Find an equation of the tangent line to the curve at the given point.x2+2xy−y2+x=101, (7,9) (hyperbola)

Answer 1

The equation of the tangent line of the given curve

`(dy)/(dx) = (- (2x +2y +1))/(( 2 x - 2 y))`

The tangent of the given curve at the point

`((dy)/(dx))_((7,9)) = (33)/(4)`

Explanation:

Explanation :-

Step(i):-

Given equation of the parabola

x²+2xy−y²+x=101 ...(i)

apply derivative Formulas

a)
`(dx^(n) )/(dx) = n x ^(n-1)`

b)
`(d U V )/(dx) = U (dV)/(dx) + V (dU)/(dx)`

Step(ii):-

Differentiating equation (i) with respective to 'x' , we get

`2 x + 2 ( x (dy)/(dx) + y) - 2 y (dy)/(dx) +1 = 0`

`2 x + 2 x (dy)/(dx) +2 y - 2 y (dy)/(dx) +1 = 0`

on simplification , we get

`( 2 x - 2 y) (dy)/(dx) = - (2x +2y +1)`

`(dy)/(dx) = (- (2x +2y +1))/(( 2 x - 2 y))`

The tangent of the given curve at the point ( 7,9)

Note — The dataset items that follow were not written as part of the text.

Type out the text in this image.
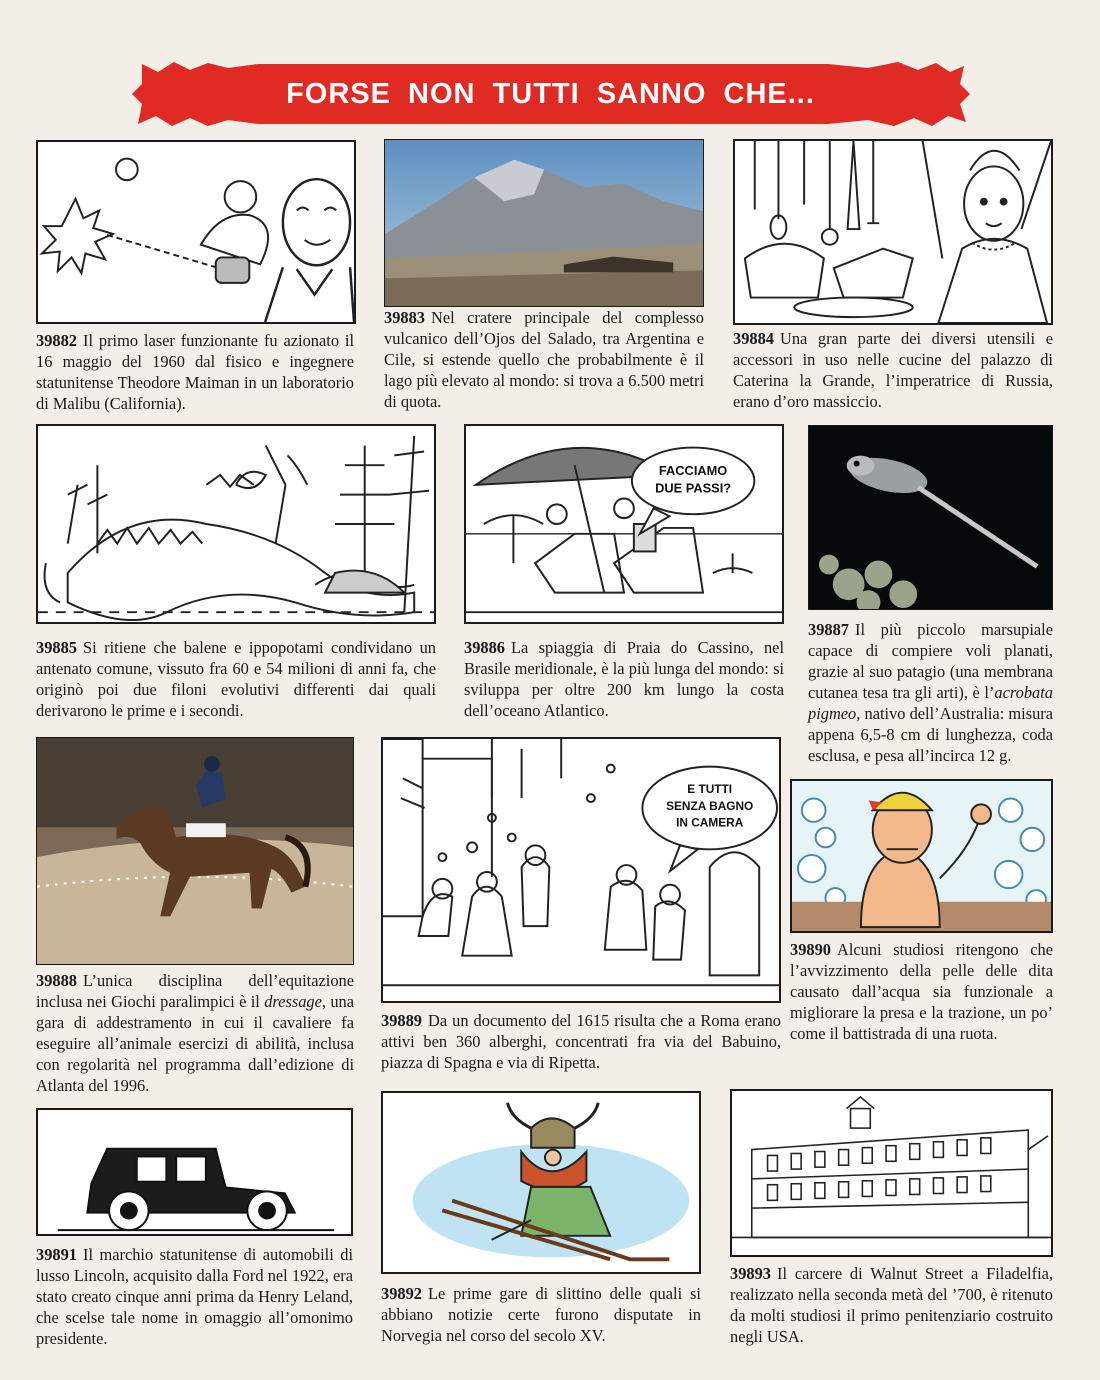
FORSE NON TUTTI SANNO CHE...

39882 Il primo laser funzionante fu azionato il 16 maggio del 1960 dal fisico e ingegnere statunitense Theodore Maiman in un laboratorio di Malibu (California).

39883 Nel cratere principale del complesso vulcanico dell’Ojos del Salado, tra Argentina e Cile, si estende quello che probabilmente è il lago più elevato al mondo: si trova a 6.500 metri di quota.

39884 Una gran parte dei diversi utensili e accessori in uso nelle cucine del palazzo di Caterina la Grande, l’imperatrice di Russia, erano d’oro massiccio.

39885 Si ritiene che balene e ippopotami condividano un antenato comune, vissuto fra 60 e 54 milioni di anni fa, che originò poi due filoni evolutivi differenti dai quali derivarono le prime e i secondi.

FACCIAMO
DUE PASSI?

39886 La spiaggia di Praia do Cassino, nel Brasile meridionale, è la più lunga del mondo: si sviluppa per oltre 200 km lungo la costa dell’oceano Atlantico.

39887 Il più piccolo marsupiale capace di compiere voli planati, grazie al suo patagio (una membrana cutanea tesa tra gli arti), è l’acrobata pigmeo, nativo dell’Australia: misura appena 6,5-8 cm di lunghezza, coda esclusa, e pesa all’incirca 12 g.

39888 L’unica disciplina dell’equitazione inclusa nei Giochi paralimpici è il dressage, una gara di addestramento in cui il cavaliere fa eseguire all’animale esercizi di abilità, inclusa con regolarità nel programma dall’edizione di Atlanta del 1996.

E TUTTI
SENZA BAGNO
IN CAMERA

39889 Da un documento del 1615 risulta che a Roma erano attivi ben 360 alberghi, concentrati fra via del Babuino, piazza di Spagna e via di Ripetta.

39890 Alcuni studiosi ritengono che l’avvizzimento della pelle delle dita causato dall’acqua sia funzionale a migliorare la presa e la trazione, un po’ come il battistrada di una ruota.

39891 Il marchio statunitense di automobili di lusso Lincoln, acquisito dalla Ford nel 1922, era stato creato cinque anni prima da Henry Leland, che scelse tale nome in omaggio all’omonimo presidente.

39892 Le prime gare di slittino delle quali si abbiano notizie certe furono disputate in Norvegia nel corso del secolo XV.

39893 Il carcere di Walnut Street a Filadelfia, realizzato nella seconda metà del ’700, è ritenuto da molti studiosi il primo penitenziario costruito negli USA.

`((dy)/(dx))_((7,9)) = (- ((2(7) +2(9) +1)))/(( 2 (7) - 2 (9))`

`((dy)/(dx))_((7,9)) = (- (33))/(( -4) = (33)/(4)`

Final answer :-

The equation of the tangent line of the given curve

`(dy)/(dx) = (- (2x +2y +1))/(( 2 x - 2 y))`

The tangent of the given curve at the point

`((dy)/(dx))_((7,9)) = (33)/(4)`